I’m excited to see more B2B marketing teams expanding their focus beyond primarily net-new customer acquisition, and starting to impact (and measure) marketing-influenced customer lifetime value.  Most often this is measured based on renewals, repeat purchases, upgrades/upsells and more.

These financial metrics are critical, but the metric and action the most often leads to these financial customer success metrics is adoption.

If your new customer is excited about the purchase but fails to begin actively using your product or service, you’re in trouble.  If they start strong but quickly fade, you’re also in trouble.

Adoption isn’t about using the whole product either.  You can create immense stickiness with just a handful, sometimes even just one or two, features that really matter.

We worked with a company years ago that had built a new customer onboarding process that systematically went through every. Single.

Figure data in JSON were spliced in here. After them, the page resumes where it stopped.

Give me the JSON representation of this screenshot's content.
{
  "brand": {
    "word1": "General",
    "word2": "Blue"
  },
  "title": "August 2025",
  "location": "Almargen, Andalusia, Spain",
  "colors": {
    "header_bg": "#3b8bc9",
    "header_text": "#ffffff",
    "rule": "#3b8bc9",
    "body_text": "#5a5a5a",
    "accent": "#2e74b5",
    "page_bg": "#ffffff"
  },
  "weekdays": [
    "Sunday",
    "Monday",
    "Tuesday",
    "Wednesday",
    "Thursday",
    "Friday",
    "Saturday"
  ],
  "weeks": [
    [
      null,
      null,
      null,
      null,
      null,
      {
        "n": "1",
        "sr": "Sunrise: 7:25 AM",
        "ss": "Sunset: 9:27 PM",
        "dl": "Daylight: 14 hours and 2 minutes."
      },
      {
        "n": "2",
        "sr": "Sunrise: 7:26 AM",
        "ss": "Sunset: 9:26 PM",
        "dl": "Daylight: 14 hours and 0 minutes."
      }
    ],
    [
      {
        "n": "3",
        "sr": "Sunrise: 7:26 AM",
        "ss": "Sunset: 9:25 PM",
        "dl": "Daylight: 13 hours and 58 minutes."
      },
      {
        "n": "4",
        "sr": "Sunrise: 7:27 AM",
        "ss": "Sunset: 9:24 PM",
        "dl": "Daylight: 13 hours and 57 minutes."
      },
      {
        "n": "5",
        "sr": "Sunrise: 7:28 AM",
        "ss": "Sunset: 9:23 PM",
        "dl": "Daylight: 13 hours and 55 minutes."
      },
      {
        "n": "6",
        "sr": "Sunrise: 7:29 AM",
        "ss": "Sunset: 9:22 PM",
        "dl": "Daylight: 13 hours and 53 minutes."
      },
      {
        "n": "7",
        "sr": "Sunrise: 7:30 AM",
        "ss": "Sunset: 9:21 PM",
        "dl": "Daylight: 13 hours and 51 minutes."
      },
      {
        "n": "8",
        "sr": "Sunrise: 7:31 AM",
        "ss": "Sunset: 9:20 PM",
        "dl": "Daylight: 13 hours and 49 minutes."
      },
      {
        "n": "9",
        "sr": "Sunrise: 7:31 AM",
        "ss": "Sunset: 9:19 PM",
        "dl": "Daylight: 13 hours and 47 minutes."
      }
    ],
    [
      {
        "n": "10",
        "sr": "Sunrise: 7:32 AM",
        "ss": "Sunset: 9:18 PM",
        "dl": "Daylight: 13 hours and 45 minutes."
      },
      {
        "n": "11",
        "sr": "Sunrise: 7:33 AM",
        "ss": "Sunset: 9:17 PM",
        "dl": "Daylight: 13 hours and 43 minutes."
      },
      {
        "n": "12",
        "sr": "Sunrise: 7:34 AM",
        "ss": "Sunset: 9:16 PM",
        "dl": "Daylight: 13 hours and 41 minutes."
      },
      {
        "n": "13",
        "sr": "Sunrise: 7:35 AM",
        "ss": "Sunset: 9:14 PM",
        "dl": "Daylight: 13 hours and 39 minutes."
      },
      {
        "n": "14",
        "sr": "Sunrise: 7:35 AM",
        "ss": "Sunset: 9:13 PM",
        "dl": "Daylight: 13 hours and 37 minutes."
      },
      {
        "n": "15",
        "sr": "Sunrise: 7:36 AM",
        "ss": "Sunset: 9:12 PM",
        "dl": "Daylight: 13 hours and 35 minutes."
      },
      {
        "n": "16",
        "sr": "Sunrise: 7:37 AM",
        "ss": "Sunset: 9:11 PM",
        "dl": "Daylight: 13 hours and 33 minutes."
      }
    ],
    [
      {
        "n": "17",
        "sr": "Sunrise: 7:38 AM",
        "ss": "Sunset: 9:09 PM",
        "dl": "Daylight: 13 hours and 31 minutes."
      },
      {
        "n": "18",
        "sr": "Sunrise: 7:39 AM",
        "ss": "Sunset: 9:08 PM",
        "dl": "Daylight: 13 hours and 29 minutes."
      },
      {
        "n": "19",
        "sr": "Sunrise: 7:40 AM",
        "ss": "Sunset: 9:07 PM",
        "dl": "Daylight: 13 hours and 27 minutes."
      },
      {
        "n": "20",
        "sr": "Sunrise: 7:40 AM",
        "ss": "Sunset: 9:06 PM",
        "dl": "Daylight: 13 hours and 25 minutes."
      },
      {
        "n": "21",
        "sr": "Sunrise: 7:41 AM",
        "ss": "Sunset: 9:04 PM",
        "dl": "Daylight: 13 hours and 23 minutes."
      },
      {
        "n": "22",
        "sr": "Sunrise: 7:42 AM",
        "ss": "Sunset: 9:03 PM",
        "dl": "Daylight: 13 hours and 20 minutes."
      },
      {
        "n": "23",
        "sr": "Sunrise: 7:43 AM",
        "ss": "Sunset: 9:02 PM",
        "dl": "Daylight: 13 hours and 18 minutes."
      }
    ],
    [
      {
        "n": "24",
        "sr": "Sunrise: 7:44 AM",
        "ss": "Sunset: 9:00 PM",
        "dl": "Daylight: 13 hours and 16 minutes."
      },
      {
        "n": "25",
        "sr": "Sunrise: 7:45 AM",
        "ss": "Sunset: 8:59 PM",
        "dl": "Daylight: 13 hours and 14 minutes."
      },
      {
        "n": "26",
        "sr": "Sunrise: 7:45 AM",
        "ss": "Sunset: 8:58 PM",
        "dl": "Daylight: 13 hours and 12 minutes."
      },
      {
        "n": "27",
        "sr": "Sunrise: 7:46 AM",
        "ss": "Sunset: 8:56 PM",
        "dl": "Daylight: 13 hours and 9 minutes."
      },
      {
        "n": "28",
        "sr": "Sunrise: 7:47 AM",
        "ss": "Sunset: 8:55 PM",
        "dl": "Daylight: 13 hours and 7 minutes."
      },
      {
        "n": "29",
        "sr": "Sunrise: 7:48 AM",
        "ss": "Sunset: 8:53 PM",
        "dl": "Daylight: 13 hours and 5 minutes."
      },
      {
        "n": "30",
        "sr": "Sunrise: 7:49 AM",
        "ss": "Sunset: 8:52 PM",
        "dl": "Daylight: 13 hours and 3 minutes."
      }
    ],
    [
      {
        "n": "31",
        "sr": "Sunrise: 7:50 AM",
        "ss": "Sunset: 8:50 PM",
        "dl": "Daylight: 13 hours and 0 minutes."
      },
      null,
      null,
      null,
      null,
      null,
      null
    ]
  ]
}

Feature.  It was thorough but exhausting.  Intimidating even.

So we went into the data to find out which features had the highest correlation with increased product usage, stickiness and retention.  And we found that just two features – two out of dozens – caused the most stickiness.

From that point forward, the entire onboarding and new customer activation process began to focus on just those two features.  And wouldn’t you know, product adoption, retention AND evangelism (which led to significantly higher referral volume) all increased.

Adoption is a leading indicator of future financial performance from your most loyal customers, and it’s a metric you can begin focusing on right away.

Take a benchmark of which customers begin adopting specific features right away and why.  Find the correlation between specific features (they could be less obvious, counter intuitive features) and customer stickiness, satisfaction and retention.

For profit center marketers who may already be measuring marketing’s influence on closed deals (not just from leads generated by marketing), marketing-influenced adoption might be the next step to impacting a broader span of the customer lifecycle.